Role of autophagy in therapy-induced senescence in thyroid cancer

Anaplastic thyroid cancer (ATC) is among the deadliest solid tumors, for which no effective treatments are currently available. Several anti-cancer treatments induce senescence (therapy-induced senescence, TIS); unfortunately, TIS cells can fuel many aspects of cancer progression. With my project I aim to understand the role of TIS in ATC, and its interplay with autophagy, a catabolic process which is also often induced by anti-cancer treatments. The project might provide new insights into TIS cells biology, and unveil the possibility to target them by modulating the autophagic process.

Francesca Pontis


Unit: Epigenomic and Biomarkers of Solid Tumors 
Director of studies: Dr. Fortunato Orazio
Supervisors: Dr. Sozzi Gabriella 


Role of plasma extracellular vesicles-miRNAs in lung cancer pre-metastatic niche formation

Lung cancer is still the deadliest cancer worldwide, mostly because of metastatic dissemination. My research project is focused on the identification and functional analysis of metastatic dissemination predictors in lung cancer patients at early stages of the disease.

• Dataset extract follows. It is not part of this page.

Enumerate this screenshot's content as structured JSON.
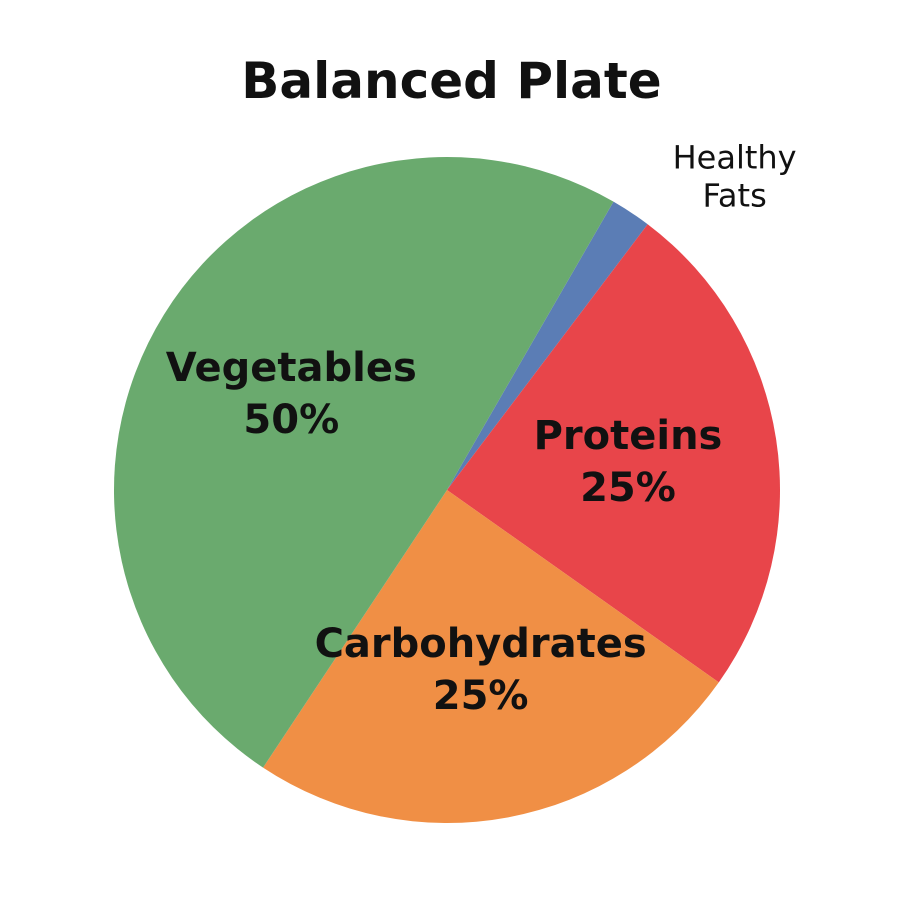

Recently, it has been noted that primary tumors can promote metastases by educating distant organs through the delivery of extracellular vesicles (EVs), leading to the formation of a good "soil" for metastatic spread called "pre-metastatic niche" (PMN). Thus, I’m carrying out an investigation on circulating EVs and their cargo (miRNAs) from lung cancer patients with the aim of identifying new early biomarkers and elucidating their role in the formation of PMN.

Francesca Putti


Unit: Medical Oncology 1
Director of studies: Dr. De Santis Francesca
Supervisors: Dr. Di Nicola Massimo

Design, development and optimization of novel CAR T cells using Globo H as a target for solid tumors cell therapy

Chimeric antigen receptor (CAR)-T cell therapy is a revolutionary clinical strategy in some hematological malignancies; however, many challenges are still limiting their therapeutic efficacy in solid tumors. For this reason, the objective of my research project is to design and manufacture novel CAR T cells for solid tumor treatment. Particularly, the idea is to re-direct CAR T cells against a non-protein antigen overexpressed on several epithelial solid tumor cells, while absent on normal tissues. Once generated, the second aim is to test both their in vitro and in vivo anti-tumor activity and tumor-specificity.